A Vannes, Barbé-Marbois était entré le jour des Rois dans la cathédrale ; on célébrait la messe constitutionnelle; il n’y avait que le prêtre et deux ou trois pauvres. A quelque distance de là, Barbé-Marbois trouva dans la rue une si grande foule qu’il ne pouvait plus passer! c’étaient des gens de toute condition qui n’avaient pu pénétrer dans une chapelle déjà remplie de fidèles, où l’on disait la messe appelée des catholiques. Ailleurs les églises des villes étaient pareillement désertes et l’on allait, à travers des chemins affreux, dans les villages voisins, entendre les prières d’un prêtre récemment arrivé d’Angleterre.
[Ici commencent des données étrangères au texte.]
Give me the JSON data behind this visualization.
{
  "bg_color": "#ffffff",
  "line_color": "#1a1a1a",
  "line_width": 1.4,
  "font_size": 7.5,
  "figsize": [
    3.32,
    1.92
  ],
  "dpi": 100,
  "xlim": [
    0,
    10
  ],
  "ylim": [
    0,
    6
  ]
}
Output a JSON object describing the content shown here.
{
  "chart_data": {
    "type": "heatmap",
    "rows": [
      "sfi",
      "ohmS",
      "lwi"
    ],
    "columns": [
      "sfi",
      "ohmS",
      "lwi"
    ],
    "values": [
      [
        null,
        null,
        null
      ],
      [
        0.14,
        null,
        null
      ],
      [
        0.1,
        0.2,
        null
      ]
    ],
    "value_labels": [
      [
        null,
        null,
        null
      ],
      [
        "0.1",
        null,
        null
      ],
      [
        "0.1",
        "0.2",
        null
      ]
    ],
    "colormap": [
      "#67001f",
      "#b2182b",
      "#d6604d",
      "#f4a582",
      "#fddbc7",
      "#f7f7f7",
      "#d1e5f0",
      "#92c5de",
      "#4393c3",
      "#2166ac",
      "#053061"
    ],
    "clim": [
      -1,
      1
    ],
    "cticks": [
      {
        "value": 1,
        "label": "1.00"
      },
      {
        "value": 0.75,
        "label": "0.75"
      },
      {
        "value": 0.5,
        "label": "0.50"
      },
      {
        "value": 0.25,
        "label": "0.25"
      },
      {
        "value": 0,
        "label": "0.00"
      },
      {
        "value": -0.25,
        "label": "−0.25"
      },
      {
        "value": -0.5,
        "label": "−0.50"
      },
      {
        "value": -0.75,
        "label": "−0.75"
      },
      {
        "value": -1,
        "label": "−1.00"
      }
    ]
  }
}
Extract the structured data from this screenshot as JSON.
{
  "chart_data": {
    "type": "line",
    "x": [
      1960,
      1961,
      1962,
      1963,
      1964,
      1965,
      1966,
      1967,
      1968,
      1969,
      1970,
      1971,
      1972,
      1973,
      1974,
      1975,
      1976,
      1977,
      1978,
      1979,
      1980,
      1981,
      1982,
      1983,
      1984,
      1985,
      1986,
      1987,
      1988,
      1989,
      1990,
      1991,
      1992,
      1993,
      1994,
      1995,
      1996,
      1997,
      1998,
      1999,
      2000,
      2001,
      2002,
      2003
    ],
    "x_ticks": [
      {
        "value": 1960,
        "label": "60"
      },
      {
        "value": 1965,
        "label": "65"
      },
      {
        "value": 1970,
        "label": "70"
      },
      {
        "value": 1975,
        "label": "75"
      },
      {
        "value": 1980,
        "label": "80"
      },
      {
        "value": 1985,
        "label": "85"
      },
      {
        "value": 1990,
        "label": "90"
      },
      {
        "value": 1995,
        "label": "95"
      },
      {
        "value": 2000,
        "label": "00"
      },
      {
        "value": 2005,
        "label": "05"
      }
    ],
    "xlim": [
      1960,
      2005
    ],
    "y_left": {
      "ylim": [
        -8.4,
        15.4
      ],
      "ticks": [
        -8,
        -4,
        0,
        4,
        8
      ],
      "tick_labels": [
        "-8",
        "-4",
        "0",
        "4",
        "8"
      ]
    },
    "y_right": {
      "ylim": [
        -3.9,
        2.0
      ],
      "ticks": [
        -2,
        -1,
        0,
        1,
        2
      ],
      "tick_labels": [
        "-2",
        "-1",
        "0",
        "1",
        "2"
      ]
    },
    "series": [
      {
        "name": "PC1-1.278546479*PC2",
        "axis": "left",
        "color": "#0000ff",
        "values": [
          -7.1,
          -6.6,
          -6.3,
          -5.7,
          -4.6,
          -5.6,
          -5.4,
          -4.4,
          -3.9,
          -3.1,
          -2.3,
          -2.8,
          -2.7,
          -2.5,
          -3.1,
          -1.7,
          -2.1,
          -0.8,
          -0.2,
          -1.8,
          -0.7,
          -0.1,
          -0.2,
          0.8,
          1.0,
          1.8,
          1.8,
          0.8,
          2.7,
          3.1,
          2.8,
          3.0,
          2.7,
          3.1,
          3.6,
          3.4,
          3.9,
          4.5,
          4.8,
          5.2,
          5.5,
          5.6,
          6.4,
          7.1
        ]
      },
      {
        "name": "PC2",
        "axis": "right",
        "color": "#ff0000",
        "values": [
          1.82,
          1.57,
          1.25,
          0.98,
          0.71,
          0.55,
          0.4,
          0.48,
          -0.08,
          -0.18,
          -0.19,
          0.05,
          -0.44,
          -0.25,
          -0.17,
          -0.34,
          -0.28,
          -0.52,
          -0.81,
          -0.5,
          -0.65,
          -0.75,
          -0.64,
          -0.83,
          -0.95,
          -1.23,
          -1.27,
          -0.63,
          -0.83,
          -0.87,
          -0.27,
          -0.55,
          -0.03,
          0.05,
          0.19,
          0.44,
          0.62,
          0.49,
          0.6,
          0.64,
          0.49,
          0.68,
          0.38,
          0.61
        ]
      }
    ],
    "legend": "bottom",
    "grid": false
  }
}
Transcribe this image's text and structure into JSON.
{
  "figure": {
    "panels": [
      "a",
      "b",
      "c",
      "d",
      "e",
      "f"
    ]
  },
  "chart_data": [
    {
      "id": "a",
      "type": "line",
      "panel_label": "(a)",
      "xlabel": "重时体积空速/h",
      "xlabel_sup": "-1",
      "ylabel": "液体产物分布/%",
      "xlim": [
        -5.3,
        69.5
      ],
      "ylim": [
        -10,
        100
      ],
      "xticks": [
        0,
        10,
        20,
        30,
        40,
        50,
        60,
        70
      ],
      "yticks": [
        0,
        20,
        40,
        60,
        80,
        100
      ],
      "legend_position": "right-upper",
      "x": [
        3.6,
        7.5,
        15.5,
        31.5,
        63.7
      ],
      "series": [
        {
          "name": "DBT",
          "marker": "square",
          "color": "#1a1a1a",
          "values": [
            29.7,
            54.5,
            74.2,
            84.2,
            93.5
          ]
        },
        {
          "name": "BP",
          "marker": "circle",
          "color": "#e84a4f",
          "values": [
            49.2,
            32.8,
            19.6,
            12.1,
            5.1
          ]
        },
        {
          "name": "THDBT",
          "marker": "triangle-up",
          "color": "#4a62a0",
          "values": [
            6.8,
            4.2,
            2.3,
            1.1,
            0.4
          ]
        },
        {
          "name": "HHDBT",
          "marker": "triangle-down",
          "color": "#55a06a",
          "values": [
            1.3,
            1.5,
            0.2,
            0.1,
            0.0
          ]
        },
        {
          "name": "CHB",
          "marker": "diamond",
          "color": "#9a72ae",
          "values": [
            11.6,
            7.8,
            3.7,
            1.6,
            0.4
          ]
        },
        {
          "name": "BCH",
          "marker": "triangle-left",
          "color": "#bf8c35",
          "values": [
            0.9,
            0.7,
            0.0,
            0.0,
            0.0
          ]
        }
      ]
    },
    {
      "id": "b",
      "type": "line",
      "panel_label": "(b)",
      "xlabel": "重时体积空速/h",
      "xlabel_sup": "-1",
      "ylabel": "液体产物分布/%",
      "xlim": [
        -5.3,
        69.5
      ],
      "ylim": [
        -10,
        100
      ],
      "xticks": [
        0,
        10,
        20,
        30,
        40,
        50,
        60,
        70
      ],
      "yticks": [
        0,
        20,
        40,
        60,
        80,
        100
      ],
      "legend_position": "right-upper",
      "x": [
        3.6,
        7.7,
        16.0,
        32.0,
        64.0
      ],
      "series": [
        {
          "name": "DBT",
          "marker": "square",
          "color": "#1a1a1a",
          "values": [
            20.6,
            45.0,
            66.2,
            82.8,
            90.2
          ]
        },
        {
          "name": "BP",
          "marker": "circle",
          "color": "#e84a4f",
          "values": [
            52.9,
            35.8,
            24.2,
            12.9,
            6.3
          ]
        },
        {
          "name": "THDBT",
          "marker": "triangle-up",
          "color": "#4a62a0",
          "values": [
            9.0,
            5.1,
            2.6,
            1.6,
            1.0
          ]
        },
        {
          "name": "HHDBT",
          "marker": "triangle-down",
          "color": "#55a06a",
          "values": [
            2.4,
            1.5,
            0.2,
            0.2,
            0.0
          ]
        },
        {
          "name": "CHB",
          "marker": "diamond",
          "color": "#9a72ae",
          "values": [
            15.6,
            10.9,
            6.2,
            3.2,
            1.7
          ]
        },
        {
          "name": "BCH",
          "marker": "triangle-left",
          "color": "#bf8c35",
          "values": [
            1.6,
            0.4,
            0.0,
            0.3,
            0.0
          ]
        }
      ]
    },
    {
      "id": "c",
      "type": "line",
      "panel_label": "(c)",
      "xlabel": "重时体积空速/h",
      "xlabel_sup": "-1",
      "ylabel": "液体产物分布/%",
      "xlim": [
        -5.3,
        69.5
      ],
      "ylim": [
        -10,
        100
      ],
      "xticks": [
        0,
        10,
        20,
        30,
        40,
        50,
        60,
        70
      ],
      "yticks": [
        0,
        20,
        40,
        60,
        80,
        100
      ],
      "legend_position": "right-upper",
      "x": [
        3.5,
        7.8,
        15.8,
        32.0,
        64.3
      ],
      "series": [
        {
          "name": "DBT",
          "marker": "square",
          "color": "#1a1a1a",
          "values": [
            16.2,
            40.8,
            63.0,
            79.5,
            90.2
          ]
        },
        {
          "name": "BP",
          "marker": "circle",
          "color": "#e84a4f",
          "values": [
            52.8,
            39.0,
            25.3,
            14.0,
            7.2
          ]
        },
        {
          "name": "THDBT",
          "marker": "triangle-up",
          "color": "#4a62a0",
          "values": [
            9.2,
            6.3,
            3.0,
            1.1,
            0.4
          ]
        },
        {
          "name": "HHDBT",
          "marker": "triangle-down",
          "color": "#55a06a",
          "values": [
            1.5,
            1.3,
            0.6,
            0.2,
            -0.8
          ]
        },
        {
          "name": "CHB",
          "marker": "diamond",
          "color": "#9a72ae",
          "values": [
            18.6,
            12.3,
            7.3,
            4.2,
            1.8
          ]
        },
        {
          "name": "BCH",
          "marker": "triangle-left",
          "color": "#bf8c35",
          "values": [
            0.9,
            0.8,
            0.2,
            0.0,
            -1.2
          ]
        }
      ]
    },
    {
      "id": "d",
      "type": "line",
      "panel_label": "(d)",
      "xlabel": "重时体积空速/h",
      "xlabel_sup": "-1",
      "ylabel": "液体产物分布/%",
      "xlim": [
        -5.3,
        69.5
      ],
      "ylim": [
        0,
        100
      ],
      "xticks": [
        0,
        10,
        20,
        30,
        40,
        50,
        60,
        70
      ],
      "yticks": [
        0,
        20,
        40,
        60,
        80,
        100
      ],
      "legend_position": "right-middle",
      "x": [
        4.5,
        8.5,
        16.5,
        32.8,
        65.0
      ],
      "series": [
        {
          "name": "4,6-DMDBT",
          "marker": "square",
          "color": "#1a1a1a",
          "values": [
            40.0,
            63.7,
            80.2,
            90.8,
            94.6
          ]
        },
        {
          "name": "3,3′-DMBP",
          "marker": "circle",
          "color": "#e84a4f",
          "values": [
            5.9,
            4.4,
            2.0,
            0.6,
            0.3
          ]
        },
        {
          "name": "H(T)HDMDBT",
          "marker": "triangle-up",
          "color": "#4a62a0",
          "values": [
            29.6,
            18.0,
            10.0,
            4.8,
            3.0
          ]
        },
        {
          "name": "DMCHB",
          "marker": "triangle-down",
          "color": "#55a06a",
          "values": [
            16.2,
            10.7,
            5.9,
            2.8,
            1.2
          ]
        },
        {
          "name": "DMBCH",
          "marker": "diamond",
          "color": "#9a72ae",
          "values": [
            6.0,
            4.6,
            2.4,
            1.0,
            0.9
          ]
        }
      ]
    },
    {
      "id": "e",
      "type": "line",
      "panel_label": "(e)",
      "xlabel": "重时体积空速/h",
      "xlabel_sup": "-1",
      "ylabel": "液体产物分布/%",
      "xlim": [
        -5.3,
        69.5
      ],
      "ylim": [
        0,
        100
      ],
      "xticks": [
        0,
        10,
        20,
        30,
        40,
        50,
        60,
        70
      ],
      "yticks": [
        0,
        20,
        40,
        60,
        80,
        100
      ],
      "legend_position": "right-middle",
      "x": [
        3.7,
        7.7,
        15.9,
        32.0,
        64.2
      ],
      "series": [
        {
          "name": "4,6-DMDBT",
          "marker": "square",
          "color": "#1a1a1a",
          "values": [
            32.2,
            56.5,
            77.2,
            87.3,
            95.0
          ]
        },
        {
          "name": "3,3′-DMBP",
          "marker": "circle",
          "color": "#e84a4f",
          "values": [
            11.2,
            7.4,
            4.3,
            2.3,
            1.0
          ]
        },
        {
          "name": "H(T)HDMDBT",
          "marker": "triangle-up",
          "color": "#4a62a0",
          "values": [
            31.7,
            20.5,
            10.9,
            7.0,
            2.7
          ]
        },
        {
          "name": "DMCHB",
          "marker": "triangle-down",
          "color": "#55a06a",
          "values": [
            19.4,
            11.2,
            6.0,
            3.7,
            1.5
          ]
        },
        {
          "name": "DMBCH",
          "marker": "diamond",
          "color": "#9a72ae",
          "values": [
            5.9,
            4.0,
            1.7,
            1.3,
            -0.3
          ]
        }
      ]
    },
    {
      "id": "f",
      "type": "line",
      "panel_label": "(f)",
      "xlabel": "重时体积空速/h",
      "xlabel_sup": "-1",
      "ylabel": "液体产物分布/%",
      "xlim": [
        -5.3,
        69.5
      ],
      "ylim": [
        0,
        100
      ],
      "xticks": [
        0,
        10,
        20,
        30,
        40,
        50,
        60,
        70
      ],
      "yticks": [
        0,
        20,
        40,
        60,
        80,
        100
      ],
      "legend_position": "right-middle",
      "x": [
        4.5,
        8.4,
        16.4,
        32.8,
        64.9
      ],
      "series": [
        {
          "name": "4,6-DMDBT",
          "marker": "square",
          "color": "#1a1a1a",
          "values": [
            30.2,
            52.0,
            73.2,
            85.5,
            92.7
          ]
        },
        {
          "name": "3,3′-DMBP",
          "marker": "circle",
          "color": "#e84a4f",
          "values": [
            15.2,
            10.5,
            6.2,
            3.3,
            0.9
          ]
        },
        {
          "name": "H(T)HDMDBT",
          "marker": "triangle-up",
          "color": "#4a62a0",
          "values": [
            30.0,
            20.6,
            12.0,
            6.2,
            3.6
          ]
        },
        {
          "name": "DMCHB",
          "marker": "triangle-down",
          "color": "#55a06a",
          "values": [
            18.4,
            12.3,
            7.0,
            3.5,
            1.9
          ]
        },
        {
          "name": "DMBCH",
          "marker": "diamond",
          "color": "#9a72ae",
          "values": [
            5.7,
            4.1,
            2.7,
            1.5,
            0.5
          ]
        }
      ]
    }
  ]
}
Il en était de même en Auvergne. Des lettres du Limousin nous montrent toute la bourgeoisie aux genoux d’un vieux prêtre, aumônier de la princesse de Conti pendant l’émigration, et devenu le véritable curé de la petite ville de La Souterraine. Les autels se relevaient d’eux-mêmes ; une statistique administrative constate qu’au 18 brumaire, le culte était rétabli dans presque toutes les communes de France.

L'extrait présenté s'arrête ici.